Long-awaited plans to convert Sudbury’s Walnuttree and St Leonards hospitals into flats were revealed by West Suffolk Hospital NHS Trust at a public exhibition in the town.
The fate of the two sites has been the focus of speculation since plans for a new health centre on Church Field Road were approved in November 2011.
Under the proposed scheme, the Victorian core of the Walnuttree – which opened in 1837 as the Sudbury Union Workhouse – would be retained and converted into 36 flats. The rest of the building would be demolished and replaced with seven three-storey houses.
Councillors and residents have welcomed the plans, but the Sudbury Society also wants any developer that buys the site to gift Walnuttree’s former outpatients’ building to the town, for use as a meeting hall for nearby St Gregory’s Church and a heritage centre for Sudbury’s archives.
Their chairman Peter Thorogood said: “We would like to see the present outpatients department handed over to the council or a trust for local civic use. The building is not included in the housing plan and should therefore have no impact on that.”
Mr Thorogood wants the building to be donated instead of “106” money that is usually given by a developer via the planning authority to offset any possible harm caused by a new development. The Sudbury Society, which is consulting with the health trust, architects and St Gregory’s Church on the idea, would like the ground floor of the building to become a “ready made” public hall for up to 100 people.

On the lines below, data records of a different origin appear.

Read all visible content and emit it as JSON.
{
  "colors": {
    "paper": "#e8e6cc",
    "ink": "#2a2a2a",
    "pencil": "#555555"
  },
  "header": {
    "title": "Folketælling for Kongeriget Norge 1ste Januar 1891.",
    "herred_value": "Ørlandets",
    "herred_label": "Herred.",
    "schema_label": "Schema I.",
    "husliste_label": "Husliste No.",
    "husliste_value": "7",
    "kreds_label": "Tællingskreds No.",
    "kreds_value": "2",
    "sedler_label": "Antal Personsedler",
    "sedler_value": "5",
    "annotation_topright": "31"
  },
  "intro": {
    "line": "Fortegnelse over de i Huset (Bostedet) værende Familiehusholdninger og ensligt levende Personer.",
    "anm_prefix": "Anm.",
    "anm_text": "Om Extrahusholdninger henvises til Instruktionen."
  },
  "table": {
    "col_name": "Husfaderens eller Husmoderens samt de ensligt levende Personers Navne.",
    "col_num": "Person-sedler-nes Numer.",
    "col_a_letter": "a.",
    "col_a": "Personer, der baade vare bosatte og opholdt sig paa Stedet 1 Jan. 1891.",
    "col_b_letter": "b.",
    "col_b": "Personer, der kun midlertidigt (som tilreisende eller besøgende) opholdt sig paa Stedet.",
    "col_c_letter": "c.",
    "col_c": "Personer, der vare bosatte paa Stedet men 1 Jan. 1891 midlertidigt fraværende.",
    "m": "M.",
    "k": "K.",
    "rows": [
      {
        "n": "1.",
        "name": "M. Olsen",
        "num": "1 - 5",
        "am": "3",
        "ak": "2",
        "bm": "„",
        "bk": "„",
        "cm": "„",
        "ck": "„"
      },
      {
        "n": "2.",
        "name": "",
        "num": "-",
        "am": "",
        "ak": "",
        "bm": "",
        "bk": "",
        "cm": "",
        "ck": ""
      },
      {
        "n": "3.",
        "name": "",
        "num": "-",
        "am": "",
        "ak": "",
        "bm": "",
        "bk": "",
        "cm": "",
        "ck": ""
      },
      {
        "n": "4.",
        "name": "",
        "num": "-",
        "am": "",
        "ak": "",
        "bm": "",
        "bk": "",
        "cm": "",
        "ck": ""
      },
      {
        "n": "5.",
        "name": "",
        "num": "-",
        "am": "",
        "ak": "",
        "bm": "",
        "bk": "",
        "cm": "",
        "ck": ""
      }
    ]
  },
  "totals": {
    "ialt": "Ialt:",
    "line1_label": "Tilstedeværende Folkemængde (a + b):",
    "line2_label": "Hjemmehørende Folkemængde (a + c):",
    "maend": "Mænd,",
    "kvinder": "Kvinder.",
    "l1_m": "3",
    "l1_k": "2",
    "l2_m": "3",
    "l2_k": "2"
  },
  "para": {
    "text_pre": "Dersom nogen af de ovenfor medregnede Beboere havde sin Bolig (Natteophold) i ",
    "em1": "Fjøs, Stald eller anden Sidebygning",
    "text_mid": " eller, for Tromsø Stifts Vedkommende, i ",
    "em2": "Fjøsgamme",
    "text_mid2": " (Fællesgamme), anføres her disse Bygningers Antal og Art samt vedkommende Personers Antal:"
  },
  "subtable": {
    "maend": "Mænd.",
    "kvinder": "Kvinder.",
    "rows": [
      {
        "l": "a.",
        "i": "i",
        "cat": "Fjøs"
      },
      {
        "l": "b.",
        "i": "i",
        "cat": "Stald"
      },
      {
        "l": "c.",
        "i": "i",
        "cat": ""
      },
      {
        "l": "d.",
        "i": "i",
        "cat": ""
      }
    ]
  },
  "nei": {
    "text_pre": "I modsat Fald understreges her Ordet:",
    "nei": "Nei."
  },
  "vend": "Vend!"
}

Then on the first floor, a small display would be set up charting the history of the site.
Mr Thorogood added: “As the town’s archive is currently kept in different locations all over town, the rest of the first floor could be used as Sudbury archive centre to enable public access to, and safe preservation of the information.”
He said as the NHS was “unlikely to be able to compromise” on plans for its controversial People’s Park site - currently earmarked for more than 100 new homes - he was “optimistic” that the Walnuttree community scheme would get through.
But last night, Sudbury town councillors were cautious about the idea and said they had not yet been consulted about it. Planning committee chairman Nigel Bennett said: “While the idea of a community building of some sort at the site has been suggested, we have had no formal discussions about it and our major concern would be who is going to run the facility. Being given the building is one thing, but all things like this have to be funded on an ongoing basis.”
Councillor Tony Platt agreed adding: “When the Town Council decided to start a collection of ephemera, the Sudbury Museum Trust was clear that it didn’t have the resources to run it, so the primary concern would be to establish who would be responsible for any new heritage centre.”
His colleague Oliver Forder said the planning committee would welcome the opportunity to be consulted about the scheme “as soon as possible”.
Babergh District Council is expected to discuss plans for People’s Park – or Harp Close Meadow as it is formally known – at the end of the month. The NHS trust has pledged to plough money from the sale of the land and the hospital buildings back into health services in the Sudbury area.